Cyberspace paradox

Matthew Labert

Synesis: A Journal of Science, Technology, Ethics, and Policy 2010; 1:G54-57

Cyberspace has recently found itself at the center of attention, but at what cost or to what benefit? In a time of fast-paced cyberspace development in doctrine and of commands, one must not lose focus of the holistic view of the existing information environment. This article uses Joint doctrine, to define cyberspace in the lexicon of Joint terminology, and suggests broadening the cyberspace strategy debate to incorporate the larger information environment. As a result, this article suggests that cyberspace be treated as part, albeit a large one, of the larger information environment. Furthermore, too much emphasis solely on cyberspace overshadows other information effects and areas of influence in the information environment.

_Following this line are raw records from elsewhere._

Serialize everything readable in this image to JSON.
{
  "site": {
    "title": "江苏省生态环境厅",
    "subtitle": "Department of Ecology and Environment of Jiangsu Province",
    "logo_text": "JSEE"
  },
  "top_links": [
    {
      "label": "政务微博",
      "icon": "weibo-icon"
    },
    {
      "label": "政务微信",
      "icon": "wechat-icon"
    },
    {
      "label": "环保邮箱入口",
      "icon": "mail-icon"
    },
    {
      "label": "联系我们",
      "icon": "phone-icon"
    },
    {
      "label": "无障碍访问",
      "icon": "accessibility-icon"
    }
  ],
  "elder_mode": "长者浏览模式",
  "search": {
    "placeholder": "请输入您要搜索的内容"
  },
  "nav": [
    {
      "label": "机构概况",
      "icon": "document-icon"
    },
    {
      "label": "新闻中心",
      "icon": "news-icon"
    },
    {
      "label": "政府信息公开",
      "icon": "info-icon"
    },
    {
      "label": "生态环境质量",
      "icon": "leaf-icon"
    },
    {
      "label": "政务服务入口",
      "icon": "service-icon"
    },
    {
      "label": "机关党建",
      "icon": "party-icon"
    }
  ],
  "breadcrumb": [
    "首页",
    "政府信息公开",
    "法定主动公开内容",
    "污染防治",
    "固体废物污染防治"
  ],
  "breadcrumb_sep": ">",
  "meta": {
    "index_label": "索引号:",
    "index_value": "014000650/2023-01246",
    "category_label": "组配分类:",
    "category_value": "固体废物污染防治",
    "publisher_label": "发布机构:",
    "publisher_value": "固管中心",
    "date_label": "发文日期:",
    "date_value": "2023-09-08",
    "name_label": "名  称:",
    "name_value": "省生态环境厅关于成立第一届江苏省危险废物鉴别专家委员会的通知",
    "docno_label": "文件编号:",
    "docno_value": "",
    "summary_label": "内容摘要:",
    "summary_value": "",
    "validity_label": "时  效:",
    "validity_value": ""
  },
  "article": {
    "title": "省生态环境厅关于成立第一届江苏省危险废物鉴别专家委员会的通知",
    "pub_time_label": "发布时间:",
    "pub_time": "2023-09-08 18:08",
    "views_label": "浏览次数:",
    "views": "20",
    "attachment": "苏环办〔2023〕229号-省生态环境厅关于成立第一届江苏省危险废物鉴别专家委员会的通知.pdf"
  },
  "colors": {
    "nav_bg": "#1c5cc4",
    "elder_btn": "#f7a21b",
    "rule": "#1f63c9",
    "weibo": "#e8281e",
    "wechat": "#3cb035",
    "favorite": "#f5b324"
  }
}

The idea of the information environment is neither new nor limited to a certain strategy. In fact, there are examples of military strategies that successfully combine all aspects of the information environment, including cyberspace, into a coherent information warfare strategy. The United States currently has both the doctrine and the ability to engage in information warfare. However, because of its present fascination with cyberspace the United States is rewriting, or in some cases rejecting outright, its current information strategy. The cyberspace paradox thusly becomes how to develop a holistic strategy for the entire information environment that includes and incorporates the evolving and prominent domain of cyberspace.


Key words: cyberspace, information environment, information operations, information warfare, electronic warfare.